The Village Idiot

Home Ick

It seems to be taking an awfully long time to remodel the guest bathroom, but that’s partly my fault. Apparently you can’t just put a shower anywhere you want, because they have to move the pipes. And moving the pipes is very expensive.

But what’s money to a guy like me? I bought stock in Incredible Meat, because who wouldn’t want to eat a hamburger made out of peas? You put ketchup, mustard, tomato, pickle, onion and lettuce on it, slap it on a sesame seed bun, and you can barely tell the difference.

The stock went from $45 to $239 in two months. Maybe it’s time to put in that eight-person hot tub in the side yard. But maybe not ... I don’t know seven people that I’d like to see in bathing suits. And then they’d drip water all through the house. No, instead, after they finish the guest bathroom, I’ll have them put one of those tubs with water jets in my master bath. Life is good.

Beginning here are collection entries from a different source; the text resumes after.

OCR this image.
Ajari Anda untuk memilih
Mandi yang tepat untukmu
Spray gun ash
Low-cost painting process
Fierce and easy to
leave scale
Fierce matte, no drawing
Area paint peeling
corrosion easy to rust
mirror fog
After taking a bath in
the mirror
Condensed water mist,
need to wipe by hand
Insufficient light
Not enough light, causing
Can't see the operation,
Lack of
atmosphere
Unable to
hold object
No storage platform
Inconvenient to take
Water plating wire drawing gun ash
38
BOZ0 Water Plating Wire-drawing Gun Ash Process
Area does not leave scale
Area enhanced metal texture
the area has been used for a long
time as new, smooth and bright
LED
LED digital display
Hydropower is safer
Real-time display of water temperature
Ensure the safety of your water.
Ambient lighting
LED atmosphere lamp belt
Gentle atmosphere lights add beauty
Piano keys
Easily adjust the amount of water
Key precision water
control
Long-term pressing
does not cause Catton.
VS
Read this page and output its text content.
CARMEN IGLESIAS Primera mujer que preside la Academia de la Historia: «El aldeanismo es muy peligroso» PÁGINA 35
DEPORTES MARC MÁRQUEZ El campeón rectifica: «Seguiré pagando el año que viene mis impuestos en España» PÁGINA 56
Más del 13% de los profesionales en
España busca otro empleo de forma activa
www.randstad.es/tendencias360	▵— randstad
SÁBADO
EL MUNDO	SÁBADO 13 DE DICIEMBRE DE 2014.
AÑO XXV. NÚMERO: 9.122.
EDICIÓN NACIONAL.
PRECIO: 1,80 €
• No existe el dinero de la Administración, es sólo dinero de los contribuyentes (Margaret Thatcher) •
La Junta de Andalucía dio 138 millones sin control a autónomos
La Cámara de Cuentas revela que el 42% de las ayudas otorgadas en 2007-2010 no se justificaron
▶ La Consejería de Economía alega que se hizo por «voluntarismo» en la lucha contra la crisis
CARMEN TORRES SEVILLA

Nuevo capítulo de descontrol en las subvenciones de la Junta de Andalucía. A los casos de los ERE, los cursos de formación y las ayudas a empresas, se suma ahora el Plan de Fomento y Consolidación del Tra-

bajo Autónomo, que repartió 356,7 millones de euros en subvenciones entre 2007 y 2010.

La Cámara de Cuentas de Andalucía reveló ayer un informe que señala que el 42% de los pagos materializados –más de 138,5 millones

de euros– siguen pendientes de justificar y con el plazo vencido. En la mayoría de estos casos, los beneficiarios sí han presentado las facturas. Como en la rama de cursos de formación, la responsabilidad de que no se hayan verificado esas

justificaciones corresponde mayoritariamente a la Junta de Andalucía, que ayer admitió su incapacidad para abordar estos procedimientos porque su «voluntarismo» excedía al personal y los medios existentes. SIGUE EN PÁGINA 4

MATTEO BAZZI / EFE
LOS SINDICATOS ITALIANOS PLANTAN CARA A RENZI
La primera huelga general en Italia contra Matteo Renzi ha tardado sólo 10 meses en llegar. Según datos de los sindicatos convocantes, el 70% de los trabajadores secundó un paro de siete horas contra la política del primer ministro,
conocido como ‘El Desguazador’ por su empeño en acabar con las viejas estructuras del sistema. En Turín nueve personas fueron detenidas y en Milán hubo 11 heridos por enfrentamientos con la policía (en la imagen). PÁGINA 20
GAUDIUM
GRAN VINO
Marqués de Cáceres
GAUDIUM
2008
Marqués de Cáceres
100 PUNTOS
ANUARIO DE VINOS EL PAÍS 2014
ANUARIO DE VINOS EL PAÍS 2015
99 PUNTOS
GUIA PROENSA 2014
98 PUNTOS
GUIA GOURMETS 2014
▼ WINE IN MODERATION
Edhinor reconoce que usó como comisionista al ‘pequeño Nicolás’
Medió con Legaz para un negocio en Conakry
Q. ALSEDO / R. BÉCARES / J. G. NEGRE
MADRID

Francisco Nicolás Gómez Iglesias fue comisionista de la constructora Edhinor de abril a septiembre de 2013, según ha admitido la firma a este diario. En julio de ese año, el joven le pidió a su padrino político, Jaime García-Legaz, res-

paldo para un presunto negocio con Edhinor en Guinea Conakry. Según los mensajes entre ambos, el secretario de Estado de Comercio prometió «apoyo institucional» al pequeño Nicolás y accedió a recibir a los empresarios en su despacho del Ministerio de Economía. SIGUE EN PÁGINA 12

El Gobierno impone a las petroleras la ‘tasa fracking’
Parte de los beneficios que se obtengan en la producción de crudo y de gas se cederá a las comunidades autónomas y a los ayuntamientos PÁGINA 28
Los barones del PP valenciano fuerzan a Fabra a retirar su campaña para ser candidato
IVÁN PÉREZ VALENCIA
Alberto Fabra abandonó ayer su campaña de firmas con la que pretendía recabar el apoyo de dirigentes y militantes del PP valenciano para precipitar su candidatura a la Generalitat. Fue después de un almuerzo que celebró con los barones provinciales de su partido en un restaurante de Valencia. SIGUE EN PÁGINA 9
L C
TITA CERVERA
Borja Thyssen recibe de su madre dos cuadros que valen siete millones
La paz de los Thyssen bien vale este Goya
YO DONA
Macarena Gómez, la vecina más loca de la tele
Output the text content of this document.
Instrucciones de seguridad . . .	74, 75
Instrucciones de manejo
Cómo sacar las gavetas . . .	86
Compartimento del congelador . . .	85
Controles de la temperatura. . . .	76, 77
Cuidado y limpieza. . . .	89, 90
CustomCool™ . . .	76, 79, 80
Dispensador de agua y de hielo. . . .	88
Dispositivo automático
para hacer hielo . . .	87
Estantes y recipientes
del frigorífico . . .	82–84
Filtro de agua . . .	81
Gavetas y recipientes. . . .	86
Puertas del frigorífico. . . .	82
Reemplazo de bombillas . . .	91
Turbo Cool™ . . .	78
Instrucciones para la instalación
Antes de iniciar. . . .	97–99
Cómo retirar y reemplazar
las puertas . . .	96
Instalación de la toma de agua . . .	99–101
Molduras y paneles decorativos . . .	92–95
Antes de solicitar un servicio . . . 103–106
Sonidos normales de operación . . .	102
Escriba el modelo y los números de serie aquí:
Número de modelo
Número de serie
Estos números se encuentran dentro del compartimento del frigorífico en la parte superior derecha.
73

Monday, the workmen tore the guest bathroom apart. I’ve never seen a crew work so fast. They put the toilet and the vanity on the front porch, and said they’d reinstall them in a couple of days once the new tile and shower were in place. “At this rate, the job should be done by Wednesday,” I said to myself.

The toilet has now been on my front porch for five weeks. I don’t even notice it anymore. It’s as if it’s always been there, like a birdbath or a shrub.

My Incredible Meat stock has been falling all month. What do people have against pea burgers all of a sudden? It’s not like it would kill people to eat a few vegetables now and then. I’m telling you, if you didn’t know it was made out of plants, you’d swear you were eating ... something. How am I going to pay for the new bathroom now? The spa tub dream just went POOF!

I’d forgotten that the whole point of redoing the bathroom was that when I had company, they would no longer have to use a john that looked like it came from a mining camp in 1873 or an episode of “This Really, Really, Incredibly Old House That Should Be Condemned.” If someone fell through the floor in there or got bitten by a brown recluse spider, all of a sudden I’d look like the bad guy.

A month ago, I’d invited friends over for dinner, knowing I would have a new bathroom to show off by then. (Friends I didn’t want to see in bathing suits. That didn’t mean they wouldn’t show up in bathing suits, but one can hope.) “By then” finally arrived last night, and when my friends showed up, they all mentioned the wonderful porch toilet that I had long ago stopped noticing.

“It must be so easy to clean,” said Susi.

As they all sat at the table, I asked if any of them had worked with my contractor, Fly Bynight.

“No, but I hear he uses a burner phone,” Ted told me. That made sense. I had probably been leaving two months’ worth of voice messages on a phone that sleeps with the fishes.

“You didn’t give him any money up front, did you?” Fred wanted to know.

“Just a big down payment. I’m sure he’ll be back.”

“What is this?” asked Susi as she gracefully spit out a mouthful of the Incredible Meat burger that I had just taken off the grill. I figure if I buy a lot them, it will drive the stock price back up. I’ve got a freezer full of them, but several other plant-based burger competitors have suddenly appeared. Now the money is flowing from Incredible Meat to things like Plantastic Burger and I Can’t Believe It’s Not Cow.

“How many times do I have to tell you? You can’t refreeze meat!” said Susi.

“It’s Incredible Meat,” I told her. ”See, if you put ketchup, onions, pickles, coleslaw and barbecue sauce on it, you can’t tell the difference between it and out-of-date hamburger.”